Using the same Java code, then with this output:

myString="G̲íl"  hex=0047033200ed006c  
myString.length()=4 
myString.codePointCount(0,s.length())=4
BreakIterator output:   
    G̲    hex=00470332  
    í    hex=00ed  
    l    hex=006c  

Seems correct too, EXCEPT for the codePointCount=4.
Why isn't it 3, and is there a means of getting a 3 value without using BreakIterator?

My goal is to determine if all (output) chars of a string are 16-bit, or are surrogate or combining chars present?

Upvotes: 2

Views: 635

Answers (2)

user10762593
user10762593

Reputation:

A codepoint corresponds to one Unicode character.

Java represents Unicode in UTF-16, i.e., in 16-bit units. Characters with codepoint values larger than U+FFFF are represented by a pair of 'surrogate characters', as in your first example.
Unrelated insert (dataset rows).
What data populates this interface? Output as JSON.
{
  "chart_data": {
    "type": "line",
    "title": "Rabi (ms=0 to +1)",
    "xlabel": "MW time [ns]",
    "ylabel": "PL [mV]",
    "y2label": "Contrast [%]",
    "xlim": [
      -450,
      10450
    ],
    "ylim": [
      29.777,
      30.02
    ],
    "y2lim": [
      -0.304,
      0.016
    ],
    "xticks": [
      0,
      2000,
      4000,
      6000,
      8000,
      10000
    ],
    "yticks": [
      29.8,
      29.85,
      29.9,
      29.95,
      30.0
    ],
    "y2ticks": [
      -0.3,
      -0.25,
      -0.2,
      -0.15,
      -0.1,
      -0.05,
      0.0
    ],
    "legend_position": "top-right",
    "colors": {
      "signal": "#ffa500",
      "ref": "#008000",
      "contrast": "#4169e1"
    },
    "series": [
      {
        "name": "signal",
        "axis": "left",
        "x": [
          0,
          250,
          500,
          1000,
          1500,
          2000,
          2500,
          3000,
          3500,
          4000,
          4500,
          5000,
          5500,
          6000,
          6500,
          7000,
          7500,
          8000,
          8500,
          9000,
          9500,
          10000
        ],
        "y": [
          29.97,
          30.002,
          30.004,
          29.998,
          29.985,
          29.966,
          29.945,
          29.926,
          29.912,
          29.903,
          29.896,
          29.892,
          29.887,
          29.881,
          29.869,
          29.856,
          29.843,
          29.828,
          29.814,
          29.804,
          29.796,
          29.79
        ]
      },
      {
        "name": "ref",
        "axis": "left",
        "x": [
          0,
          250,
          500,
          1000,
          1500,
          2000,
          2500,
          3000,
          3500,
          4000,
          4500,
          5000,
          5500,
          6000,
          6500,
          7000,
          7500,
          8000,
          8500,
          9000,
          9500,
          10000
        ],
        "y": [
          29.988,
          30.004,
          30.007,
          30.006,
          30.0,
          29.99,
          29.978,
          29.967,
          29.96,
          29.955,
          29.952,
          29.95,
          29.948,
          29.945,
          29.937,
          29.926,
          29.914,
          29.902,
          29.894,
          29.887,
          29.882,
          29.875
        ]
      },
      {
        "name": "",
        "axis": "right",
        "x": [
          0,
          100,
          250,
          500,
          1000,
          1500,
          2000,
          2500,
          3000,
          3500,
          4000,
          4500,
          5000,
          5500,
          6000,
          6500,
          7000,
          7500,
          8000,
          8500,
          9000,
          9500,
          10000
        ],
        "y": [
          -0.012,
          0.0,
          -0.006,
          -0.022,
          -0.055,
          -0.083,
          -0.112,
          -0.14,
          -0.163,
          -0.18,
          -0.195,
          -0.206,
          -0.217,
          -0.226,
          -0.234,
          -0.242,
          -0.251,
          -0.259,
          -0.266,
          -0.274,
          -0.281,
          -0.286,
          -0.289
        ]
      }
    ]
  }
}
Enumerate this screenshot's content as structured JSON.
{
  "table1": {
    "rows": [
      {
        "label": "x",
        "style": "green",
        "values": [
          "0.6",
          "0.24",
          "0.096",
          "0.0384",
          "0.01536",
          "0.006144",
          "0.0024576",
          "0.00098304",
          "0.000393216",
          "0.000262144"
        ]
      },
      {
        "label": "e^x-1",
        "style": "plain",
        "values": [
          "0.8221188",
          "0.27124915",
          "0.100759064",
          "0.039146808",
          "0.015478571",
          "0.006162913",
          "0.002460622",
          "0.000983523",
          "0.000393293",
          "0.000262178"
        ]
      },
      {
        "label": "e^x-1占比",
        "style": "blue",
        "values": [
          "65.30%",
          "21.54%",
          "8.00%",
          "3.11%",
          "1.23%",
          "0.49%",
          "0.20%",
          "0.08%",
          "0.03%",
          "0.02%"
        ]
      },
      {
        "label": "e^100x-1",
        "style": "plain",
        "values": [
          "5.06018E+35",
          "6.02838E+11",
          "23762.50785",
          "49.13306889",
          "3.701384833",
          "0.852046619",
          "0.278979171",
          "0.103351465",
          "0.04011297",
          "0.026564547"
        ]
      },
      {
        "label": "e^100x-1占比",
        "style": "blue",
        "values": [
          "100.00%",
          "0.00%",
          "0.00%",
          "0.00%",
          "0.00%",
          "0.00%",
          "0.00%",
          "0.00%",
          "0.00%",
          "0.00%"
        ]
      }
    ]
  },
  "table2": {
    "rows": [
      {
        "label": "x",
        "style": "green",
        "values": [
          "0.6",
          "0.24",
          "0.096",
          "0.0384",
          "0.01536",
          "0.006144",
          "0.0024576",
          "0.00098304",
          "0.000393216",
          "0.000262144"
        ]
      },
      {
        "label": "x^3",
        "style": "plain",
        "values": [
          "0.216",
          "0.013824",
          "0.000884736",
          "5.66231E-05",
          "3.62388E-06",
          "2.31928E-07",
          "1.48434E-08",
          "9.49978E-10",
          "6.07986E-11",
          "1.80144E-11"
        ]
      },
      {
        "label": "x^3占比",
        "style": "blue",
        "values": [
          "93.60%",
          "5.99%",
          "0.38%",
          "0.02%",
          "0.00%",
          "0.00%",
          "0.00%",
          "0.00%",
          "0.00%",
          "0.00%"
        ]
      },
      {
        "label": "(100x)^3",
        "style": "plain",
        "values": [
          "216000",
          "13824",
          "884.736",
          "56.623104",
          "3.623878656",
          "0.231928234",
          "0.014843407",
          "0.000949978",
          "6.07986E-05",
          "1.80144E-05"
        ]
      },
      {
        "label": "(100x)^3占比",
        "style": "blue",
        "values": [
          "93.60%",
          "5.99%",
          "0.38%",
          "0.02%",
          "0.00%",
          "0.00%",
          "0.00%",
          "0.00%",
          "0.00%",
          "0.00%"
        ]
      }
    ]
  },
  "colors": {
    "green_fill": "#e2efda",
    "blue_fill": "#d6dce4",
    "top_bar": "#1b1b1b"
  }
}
Thus the first result of 3.

In the second case, you have an example that is not a single Unicode character. It is one character, LETTER G, followed by another character COMBINING CHARACTER LOW LINE. That is two codepoints per the definition. Thus the second result of 4.

In general, Unicode has tables of character attributes (I'm not sure if I have the right word here) and it is possible to find out that one of your codepoints is a combining character.

Take a look at the Character class. getType(character) will tell you if a codepoint is a combining character or a surrogate.

Upvotes: 1

Jon Skeet
Jon Skeet

Reputation: 1499730

"G̲íl" is four code points: U+0047, U+0332, U+00ED, U+006C.

U+0332 is a combining character, but it is a separate code point. That's not the same as your first example, which requires using a surrogate pair (2 UTF-16 code units) to represent U+1D4DE - but the latter is still a single code point.

BreakIterator finds boundaries in text - the two code points here that are combined don't have a boundary between them in that sense. From the documentation:

Character boundary analysis allows users to interact with characters as they expect to, for example, when moving the cursor through a text string. Character boundary analysis provides correct navigation through character strings, regardless of how the character is stored.

So I think everything is working correctly here.